Michiganders now are demanding answers again from their state government that has failed to warn and protect its citizens. Now that the public is clamoring for action, state and federal agencies are finding PFAS in many places. The public water supply of the City of Parchment was found to be contaminated at unacceptable levels, and customers were warned not to use it temporarily. Private well owners near a Wolverine Worldwide shoe manufacturing facility in Kent County have had to seek alternate water supplies. PFAS have also shown up in some school drinking water supplies and in surface waters near Wurtsmith Air Force base.
As early as 2012, DEQ scientists warned administrators about PFAS and their persistence in the environment, and yet, the department failed to take any action putting people and the environment first.

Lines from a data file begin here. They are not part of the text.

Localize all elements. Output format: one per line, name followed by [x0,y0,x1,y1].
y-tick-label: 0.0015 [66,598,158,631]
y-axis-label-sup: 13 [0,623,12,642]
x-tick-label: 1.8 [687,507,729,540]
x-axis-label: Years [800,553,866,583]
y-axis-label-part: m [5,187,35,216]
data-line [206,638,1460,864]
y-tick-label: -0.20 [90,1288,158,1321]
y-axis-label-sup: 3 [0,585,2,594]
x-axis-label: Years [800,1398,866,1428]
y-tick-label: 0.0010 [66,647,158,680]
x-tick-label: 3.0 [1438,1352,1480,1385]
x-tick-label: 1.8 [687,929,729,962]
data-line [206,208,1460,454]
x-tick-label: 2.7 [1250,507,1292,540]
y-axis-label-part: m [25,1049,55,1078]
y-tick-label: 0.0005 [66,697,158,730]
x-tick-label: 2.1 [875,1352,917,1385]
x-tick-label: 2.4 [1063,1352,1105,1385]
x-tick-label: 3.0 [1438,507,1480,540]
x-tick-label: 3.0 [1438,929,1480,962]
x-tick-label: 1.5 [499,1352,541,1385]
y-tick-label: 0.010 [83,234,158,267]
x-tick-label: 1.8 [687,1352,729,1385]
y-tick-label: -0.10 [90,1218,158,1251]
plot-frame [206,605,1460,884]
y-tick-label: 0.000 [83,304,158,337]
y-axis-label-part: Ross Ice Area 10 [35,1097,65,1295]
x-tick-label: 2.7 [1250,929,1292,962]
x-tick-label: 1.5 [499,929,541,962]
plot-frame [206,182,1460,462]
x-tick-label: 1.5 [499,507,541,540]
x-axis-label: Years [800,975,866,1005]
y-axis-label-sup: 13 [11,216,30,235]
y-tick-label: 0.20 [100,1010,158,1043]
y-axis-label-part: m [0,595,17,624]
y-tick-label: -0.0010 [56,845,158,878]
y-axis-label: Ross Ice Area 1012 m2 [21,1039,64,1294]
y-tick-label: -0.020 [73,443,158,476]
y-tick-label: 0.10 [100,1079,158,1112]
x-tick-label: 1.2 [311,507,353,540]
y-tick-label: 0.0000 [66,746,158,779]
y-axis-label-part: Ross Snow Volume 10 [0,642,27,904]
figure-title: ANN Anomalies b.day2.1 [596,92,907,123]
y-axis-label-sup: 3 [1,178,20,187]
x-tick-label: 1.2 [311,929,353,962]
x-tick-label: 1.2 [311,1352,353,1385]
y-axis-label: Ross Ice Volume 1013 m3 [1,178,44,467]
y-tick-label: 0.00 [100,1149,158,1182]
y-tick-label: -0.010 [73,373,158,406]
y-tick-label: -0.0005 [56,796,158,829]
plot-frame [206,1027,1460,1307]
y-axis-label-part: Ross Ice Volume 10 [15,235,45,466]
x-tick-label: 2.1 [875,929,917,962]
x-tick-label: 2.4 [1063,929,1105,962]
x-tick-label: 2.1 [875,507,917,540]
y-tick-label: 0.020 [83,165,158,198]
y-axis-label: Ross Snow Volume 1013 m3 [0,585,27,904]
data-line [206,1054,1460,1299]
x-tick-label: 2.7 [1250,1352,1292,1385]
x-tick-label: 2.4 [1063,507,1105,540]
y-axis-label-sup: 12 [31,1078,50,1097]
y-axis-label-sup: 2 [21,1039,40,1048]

Sadly, this is not Michigan’s first chemical rodeo show. Yet, our state leaders and agencies continue to follow the same playbook: identify the toxic chemical, tell people not to drink the water, scrape up some funding to clean up some contamination sites, and then finally fund the science to determine what a “safe” level is. The State of Michigan needs to do all these things for PFAS, but we need to do a lot, lot more.
First, the PFAS fiasco is a failure of state government to heed the constitutional mandate to protect public health — the executive and legislative branches both. As in the case of Flint’s lead poisoning, experts warned state officials of a threat, and the officials dismissed it. Moreover, over 20 years ago in 1995, the legislature exposed the public to persistent PFAS threats by weakening liability and increasing the allowable cancer risk.
Liz Kirkwood, Executive Director
Second, the PFAS fiasco is a canary in the policy coal mine. It’s a warning and a reminder that our economy and environment are engulfed in a bath of chemicals, many of whose risks are unknown. The public trust doctrine forbids the impairment of water-related uses, but as long as our chemical policy is founded in ignorance, we are breaching the doctrine hundreds of times over. It’s time to right the wrong and protect the public trust — and health.